How Can Cities Identify and Map the Issues That Cause People to be the Most Upset?
Using data from Open311 systems and natural language processing we can see where people are most upset and what issues they're most upset about.
Recent years have seen the broad adoption of web-based Open311 systems that connect the public with local government. Open311 is used by individuals in a city to report problems like potholes, speeding, and graffiti. This information is received by a computer application where work can be assigned to the proper department to fix the problem. Along with the issue type, a requester generally includes a description of the issue they see. Using natural language processing (NLP), we can analyze this description and come up with a sentiment value. This sentiment value can be a majority positive, neutral, or negative.
Our goal here is to see how we can use the location component of a sample of Open311 requests and NLP to create a heat map of overall sentiment in an area. We can also see what types of issues people are most upset about or track negativity from month to month. With this information, cities can reduce the number of complaints they get, and citizens get to live in a better city.
Here's a flow diagram to show how this might work:
(1) - We upload a '.csv' table that contains the raw data from an Open311 system. Many cities have open data policies now, here's a good data set from the City of San Diego.
(2) Once the file is uploaded a Lambda function is triggered to process the data in our bucket. The Lambda function calls Comprehend which is a service that adds sentiment to the records in our table.
(3) Comprehend is an NLP web service that can detect sentiment, find key phrases, and pick out entities from unstructured text.
(4) Once Lamdbda is done processing the file it's uploaded to a 'Processed' bucket on S3.
(5) From there we upload to ArcGIS Online or configure a web map to point to the file on S3.
Once we have extracted data from the Open311 system, we're going to import into an S3 bucket. This is a cheap, highly available, and scalable storage option for data. If you're new to S3 go check it out. Before we upload to S3, make sure you have a location component (lat/long) and customer input for each record. In the case of the data set from San Diego, the original customer input has been scrubbed, most likely to keep communications private. I came up with some of my own inputs and used those instead. Our analysis will be a bit different from the real world, but we can still see how it can be useful to map sentiment.

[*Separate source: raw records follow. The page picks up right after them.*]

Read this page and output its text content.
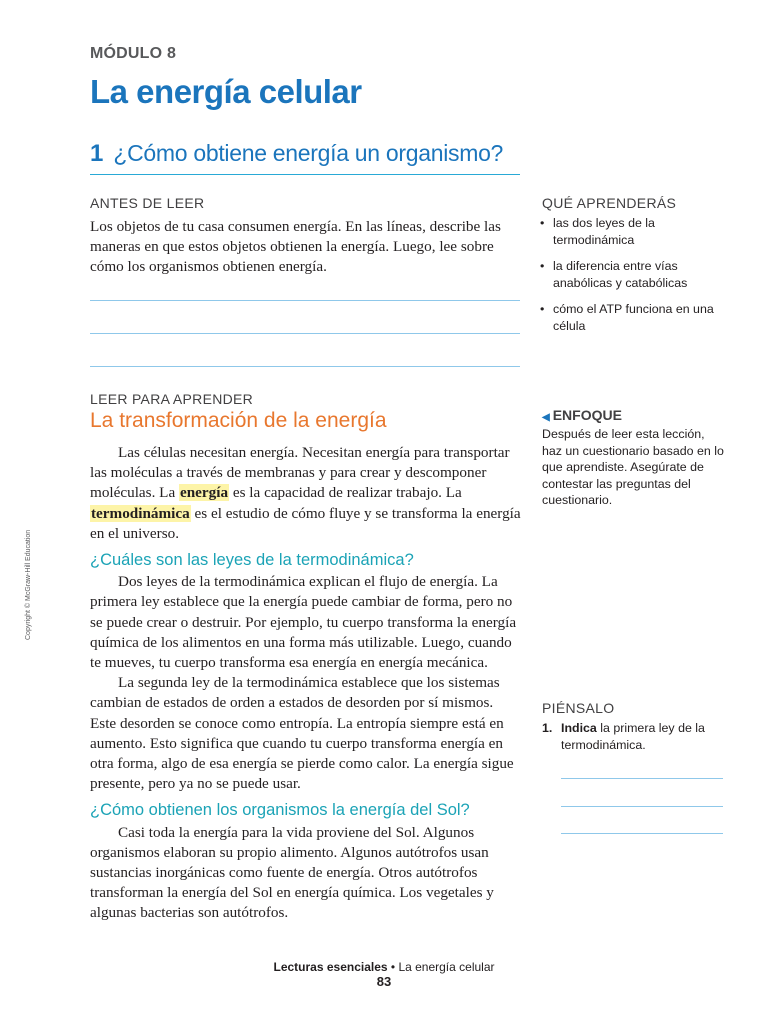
MÓDULO 8
La energía celular
1 ¿Cómo obtiene energía un organismo?
Copyright © McGraw-Hill Education
ANTES DE LEER
Los objetos de tu casa consumen energía. En las líneas, describe las maneras en que estos objetos obtienen la energía. Luego, lee sobre cómo los organismos obtienen energía.
QUÉ APRENDERÁS
• las dos leyes de la termodinámica
• la diferencia entre vías anabólicas y catabólicas
• cómo el ATP funciona en una célula
LEER PARA APRENDER
La transformación de la energía

Las células necesitan energía. Necesitan energía para transportar las moléculas a través de membranas y para crear y descomponer moléculas. La energía es la capacidad de realizar trabajo. La termodinámica es el estudio de cómo fluye y se transforma la energía en el universo.

¿Cuáles son las leyes de la termodinámica?

Dos leyes de la termodinámica explican el flujo de energía. La primera ley establece que la energía puede cambiar de forma, pero no se puede crear o destruir. Por ejemplo, tu cuerpo transforma la energía química de los alimentos en una forma más utilizable. Luego, cuando te mueves, tu cuerpo transforma esa energía en energía mecánica.

La segunda ley de la termodinámica establece que los sistemas cambian de estados de orden a estados de desorden por sí mismos. Este desorden se conoce como entropía. La entropía siempre está en aumento. Esto significa que cuando tu cuerpo transforma energía en otra forma, algo de esa energía se pierde como calor. La energía sigue presente, pero ya no se puede usar.

¿Cómo obtienen los organismos la energía del Sol?

Casi toda la energía para la vida proviene del Sol. Algunos organismos elaboran su propio alimento. Algunos autótrofos usan sustancias inorgánicas como fuente de energía. Otros autótrofos transforman la energía del Sol en energía química. Los vegetales y algunas bacterias son autótrofos.

◀ ENFOQUE
Después de leer esta lección, haz un cuestionario basado en lo que aprendiste. Asegúrate de contestar las preguntas del cuestionario.
PIÉNSALO
1. Indica la primera ley de la termodinámica.
Lecturas esenciales • La energía celular
83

Below are the phrases I came up with and had a little fun seeing what variants of a phrase produced the most negative output. The higher the confidence score, the more negative the statement is:
Comprehend and Lambda
Now onto Lamdbda and this is where the bulk of our processing will occur. From Lambda, you can set up custom code that follows the serverless architecture meaning you don't have to deploy, scale, or manage any servers. If you want to learn more, go check it out. TThey can run at a specified time interval or be triggered when new data is available (e.g., adding data to a bucket).
Using Python in the Lambda function call the Comprehend API and pass the customer input from each record to the 'detect_sentiment' function. This will return a dictionary containing the sentiment for that record. You can also use 'batch_detect_sentiment' that allows 25 documents at a time (documents are any string that's fewer than 5,000 bytes). After all your data has been processed, write the resulting table to S3. Below is a code snippet that shows how easy it is to leverage Comprehend. This service is continuously trained on multiple data sources, including Amazon product descriptions and consumer reviews-one of the most extensive natural language data sets in the world!

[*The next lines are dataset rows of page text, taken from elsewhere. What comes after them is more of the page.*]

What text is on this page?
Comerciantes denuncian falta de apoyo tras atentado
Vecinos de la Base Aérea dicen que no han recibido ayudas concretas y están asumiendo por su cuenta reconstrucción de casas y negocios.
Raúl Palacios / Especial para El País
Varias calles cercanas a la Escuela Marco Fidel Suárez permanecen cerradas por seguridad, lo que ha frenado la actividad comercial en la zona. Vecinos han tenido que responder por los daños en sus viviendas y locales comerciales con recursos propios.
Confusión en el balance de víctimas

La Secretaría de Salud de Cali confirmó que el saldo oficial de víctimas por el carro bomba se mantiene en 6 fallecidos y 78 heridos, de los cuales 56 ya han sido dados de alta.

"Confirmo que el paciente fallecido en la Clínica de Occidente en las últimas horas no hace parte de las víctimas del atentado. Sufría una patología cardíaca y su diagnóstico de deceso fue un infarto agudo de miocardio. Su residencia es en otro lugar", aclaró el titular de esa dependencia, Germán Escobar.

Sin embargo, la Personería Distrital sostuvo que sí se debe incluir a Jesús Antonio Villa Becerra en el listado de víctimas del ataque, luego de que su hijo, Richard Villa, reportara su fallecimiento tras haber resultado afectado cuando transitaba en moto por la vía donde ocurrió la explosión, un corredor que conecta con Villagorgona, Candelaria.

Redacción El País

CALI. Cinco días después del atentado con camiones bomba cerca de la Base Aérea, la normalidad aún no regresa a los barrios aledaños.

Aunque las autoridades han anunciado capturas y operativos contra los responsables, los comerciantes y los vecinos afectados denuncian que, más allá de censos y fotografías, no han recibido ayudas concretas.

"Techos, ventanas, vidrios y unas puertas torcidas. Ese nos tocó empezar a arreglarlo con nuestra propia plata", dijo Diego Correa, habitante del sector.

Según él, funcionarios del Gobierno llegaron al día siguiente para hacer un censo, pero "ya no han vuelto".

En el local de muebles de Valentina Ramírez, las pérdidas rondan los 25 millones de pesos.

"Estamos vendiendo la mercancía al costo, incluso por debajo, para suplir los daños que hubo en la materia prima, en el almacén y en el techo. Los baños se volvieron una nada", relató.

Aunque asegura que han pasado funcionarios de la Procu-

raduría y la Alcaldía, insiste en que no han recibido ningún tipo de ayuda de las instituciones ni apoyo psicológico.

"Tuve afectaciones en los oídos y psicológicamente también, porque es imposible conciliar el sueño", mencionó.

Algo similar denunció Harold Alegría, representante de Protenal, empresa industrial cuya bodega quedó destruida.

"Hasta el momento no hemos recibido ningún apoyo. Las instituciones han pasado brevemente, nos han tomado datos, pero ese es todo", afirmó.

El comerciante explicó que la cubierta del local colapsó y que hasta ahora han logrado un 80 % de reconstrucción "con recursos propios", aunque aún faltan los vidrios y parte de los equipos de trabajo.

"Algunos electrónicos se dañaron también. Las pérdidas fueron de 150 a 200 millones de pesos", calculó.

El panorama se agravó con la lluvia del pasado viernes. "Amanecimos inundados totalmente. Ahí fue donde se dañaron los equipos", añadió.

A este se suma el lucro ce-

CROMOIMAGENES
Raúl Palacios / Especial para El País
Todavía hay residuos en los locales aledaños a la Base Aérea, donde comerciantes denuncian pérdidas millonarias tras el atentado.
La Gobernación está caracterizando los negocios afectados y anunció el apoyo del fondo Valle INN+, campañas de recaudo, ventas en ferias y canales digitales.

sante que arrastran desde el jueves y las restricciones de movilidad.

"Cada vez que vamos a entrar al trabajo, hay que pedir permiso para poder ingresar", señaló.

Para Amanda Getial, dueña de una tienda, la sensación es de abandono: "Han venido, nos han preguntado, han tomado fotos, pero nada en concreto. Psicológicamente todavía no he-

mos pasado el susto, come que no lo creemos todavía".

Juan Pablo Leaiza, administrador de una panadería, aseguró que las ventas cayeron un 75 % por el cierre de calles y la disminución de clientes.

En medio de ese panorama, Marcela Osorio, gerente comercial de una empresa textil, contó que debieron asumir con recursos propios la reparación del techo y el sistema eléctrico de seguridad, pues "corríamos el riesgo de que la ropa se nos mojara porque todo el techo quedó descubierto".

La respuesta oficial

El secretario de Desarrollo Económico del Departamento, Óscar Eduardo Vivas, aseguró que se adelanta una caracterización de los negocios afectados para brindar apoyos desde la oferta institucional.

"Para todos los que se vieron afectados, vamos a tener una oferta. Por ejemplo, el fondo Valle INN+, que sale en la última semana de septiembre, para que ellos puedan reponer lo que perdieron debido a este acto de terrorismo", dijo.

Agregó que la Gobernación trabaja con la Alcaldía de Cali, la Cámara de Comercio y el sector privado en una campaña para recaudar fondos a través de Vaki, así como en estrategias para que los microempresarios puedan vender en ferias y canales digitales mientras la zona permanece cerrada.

import boto3 import json comprehend = boto3.client(service_name='comprehend', region_name='region') text = "It is raining today in Seattle" print('Calling DetectSentiment') print(json.dumps(comprehend.detect_sentiment(Text=text, LanguageCode='en'), sort_keys=True, indent=4)) print('End of DetectSentiment\n')
You now have a table of 311 requests with sentiment value for each record. From here, you have a few options: upload to an online mapping application to visualize and display the data or set make the file public on S3 (read-only of course). With the second option you can configure your web map to point to that public file, and any time it's updated so is your map.
I chose to upload my processed 311 requests to ArcGIS Online. This platform offers a free tier that allows you to upload data, customize web maps, and even make web apps! Below you can see an interactive map of the final analysis and click on individual requests.
We've covered how cloud services and mapping applications can be used together to map public sentiment. We used some artificial inputs to generate sentiment, but there are interesting questions you can start asking about the data. What types of issues were people most upset about? Were there any hot spots of negativity? Why were those particular locations a hot spot? It would be useful to see how specific issues can be addressed differently. If people are generally upset about potholes, how can they be prevented from occurring in the first place?
The critical function of any city is maintaining substantial financial investment in its infrastructure. The public plays a crucial role in reporting issues and keeping a city running correctly. Local governments should start leveraging the cloud more aggressively to improve efficiency and meet the demands of smart cities.